Pourquoi le BAFA est un levier de citoyenneté
On réduit parfois le BAFA à une formation permettant d’encadrer des enfants pendant les vacances.
C’est en réalité bien plus que cela.
À l’Aroéven de Créteil, nous considérons le BAFA comme un véritable levier de citoyenneté. Une première expérience d’engagement éducatif qui transforme autant les jeunes qui s’y forment que les enfants qu’ils et elles accompagnent ensuite.
Apprendre à être responsable des autres
Devenir animatrice ou animateur, c’est assumer une responsabilité éducative.
Garantir la sécurité physique et affective d’un groupe. Poser un cadre. Réguler les conflits. Favoriser la coopération.
Autrement dit : apprendre concrètement ce que signifie exercer une autorité éducative juste et bienveillante.
Dans un contexte où le climat scolaire et le vivre-ensemble sont des enjeux majeurs, cette expérience constitue un apprentissage citoyen fondamental.
Expérimenter la démocratie au quotidien
Une formation BAFA n’est pas descendante.

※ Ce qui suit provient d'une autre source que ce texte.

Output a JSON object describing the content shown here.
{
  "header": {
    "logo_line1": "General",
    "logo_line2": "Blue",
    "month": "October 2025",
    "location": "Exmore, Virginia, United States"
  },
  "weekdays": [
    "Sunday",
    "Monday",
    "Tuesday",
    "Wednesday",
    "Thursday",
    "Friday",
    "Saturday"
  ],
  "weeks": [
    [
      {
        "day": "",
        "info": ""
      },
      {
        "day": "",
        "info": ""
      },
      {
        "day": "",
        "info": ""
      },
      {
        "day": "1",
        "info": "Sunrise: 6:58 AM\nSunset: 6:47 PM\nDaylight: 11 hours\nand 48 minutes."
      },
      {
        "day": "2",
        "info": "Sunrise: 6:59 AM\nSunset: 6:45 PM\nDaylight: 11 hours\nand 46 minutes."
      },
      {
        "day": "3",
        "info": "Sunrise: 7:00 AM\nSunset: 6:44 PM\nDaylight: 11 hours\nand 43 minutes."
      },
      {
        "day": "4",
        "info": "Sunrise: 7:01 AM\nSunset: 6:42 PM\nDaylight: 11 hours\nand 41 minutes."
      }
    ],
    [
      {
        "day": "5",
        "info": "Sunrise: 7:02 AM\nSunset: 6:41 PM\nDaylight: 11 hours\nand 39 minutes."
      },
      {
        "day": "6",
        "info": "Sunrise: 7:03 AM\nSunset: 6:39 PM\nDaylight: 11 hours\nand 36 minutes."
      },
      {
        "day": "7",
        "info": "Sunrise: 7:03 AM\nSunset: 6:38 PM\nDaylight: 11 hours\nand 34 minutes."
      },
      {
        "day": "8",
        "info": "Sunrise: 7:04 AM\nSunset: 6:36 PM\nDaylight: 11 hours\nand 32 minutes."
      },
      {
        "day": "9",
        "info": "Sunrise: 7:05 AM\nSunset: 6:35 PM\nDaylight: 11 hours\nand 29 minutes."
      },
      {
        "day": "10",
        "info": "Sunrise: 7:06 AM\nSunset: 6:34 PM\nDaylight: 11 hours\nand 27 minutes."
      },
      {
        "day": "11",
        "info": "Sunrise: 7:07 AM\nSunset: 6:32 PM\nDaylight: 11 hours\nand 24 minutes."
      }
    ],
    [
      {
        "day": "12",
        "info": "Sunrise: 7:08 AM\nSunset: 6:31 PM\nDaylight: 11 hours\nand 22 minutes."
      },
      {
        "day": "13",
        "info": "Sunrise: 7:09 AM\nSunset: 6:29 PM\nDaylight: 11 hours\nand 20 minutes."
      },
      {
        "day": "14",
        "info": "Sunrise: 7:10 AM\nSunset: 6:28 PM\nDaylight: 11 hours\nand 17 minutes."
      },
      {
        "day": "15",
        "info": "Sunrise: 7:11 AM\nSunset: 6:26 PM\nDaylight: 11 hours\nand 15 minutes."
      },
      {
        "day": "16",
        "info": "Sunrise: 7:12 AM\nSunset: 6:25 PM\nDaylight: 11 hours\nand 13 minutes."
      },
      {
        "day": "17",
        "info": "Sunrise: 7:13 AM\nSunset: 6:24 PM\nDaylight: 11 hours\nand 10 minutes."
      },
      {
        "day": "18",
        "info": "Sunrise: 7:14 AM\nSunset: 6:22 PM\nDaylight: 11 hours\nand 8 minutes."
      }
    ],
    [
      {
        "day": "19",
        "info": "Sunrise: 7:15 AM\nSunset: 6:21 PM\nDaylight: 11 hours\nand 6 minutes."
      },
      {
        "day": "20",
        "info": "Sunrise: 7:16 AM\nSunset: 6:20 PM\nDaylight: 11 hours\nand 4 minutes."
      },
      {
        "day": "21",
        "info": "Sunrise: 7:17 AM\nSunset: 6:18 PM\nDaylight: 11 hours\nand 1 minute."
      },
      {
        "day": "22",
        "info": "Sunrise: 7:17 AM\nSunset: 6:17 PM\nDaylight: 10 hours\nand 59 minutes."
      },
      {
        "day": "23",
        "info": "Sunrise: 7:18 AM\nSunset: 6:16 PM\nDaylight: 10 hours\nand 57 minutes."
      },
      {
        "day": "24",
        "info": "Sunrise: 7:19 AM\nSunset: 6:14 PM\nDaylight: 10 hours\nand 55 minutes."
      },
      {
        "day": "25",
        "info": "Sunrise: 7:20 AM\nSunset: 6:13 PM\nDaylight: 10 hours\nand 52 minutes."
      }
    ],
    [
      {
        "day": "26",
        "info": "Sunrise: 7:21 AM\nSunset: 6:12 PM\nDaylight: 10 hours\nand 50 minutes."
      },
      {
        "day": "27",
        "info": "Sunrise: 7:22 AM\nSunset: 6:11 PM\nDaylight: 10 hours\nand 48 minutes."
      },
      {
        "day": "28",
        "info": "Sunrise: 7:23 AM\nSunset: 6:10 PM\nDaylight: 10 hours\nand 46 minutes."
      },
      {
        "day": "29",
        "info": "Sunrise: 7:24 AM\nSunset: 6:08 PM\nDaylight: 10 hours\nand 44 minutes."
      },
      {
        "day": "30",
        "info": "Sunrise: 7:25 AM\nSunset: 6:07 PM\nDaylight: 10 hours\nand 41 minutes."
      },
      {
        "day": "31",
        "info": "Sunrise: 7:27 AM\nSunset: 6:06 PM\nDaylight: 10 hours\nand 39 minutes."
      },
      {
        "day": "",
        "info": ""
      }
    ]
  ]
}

Elle repose sur les principes de l’éducation populaire :
- participation active,
- travail en groupe,
- débat,
- analyse des pratiques,
- construction collective.
Les stagiaires y vivent ce qu’ils et elles devront ensuite faire vivre :
un collectif qui s’organise, discute et ajuste ses règles.
Ils apprennent à coopérer, à écouter, à argumenter.
Ce sont précisément les compétences qui fondent une citoyenneté active.
Développer des compétences transférables à l’école
Le BAFA développe des compétences essentielles :
- gestion de groupe
- communication non violente
- prévention des conflits
- posture éducative
- capacité d’analyse
Ces compétences ne restent pas dans les centres de loisirs.
Elles irriguent ensuite les parcours scolaires et professionnels.
Un jeune ou une jeune formée au BAFA, qui bien souvent est encore en études ou au lycée, n’est pas seulement animateur ou animatrice.
Cette personne devient souvent déléguée, médiatrice, étudiante engagée, future éducatrice.
Le BAFA est un espace d’expérimentation démocratique.
Relier l’école et le hors-école
L’Aroéven intervient dans les établissements scolaires sur les questions de climat scolaire, d’égalité, de prévention du harcèlement et d’engagement des élèves.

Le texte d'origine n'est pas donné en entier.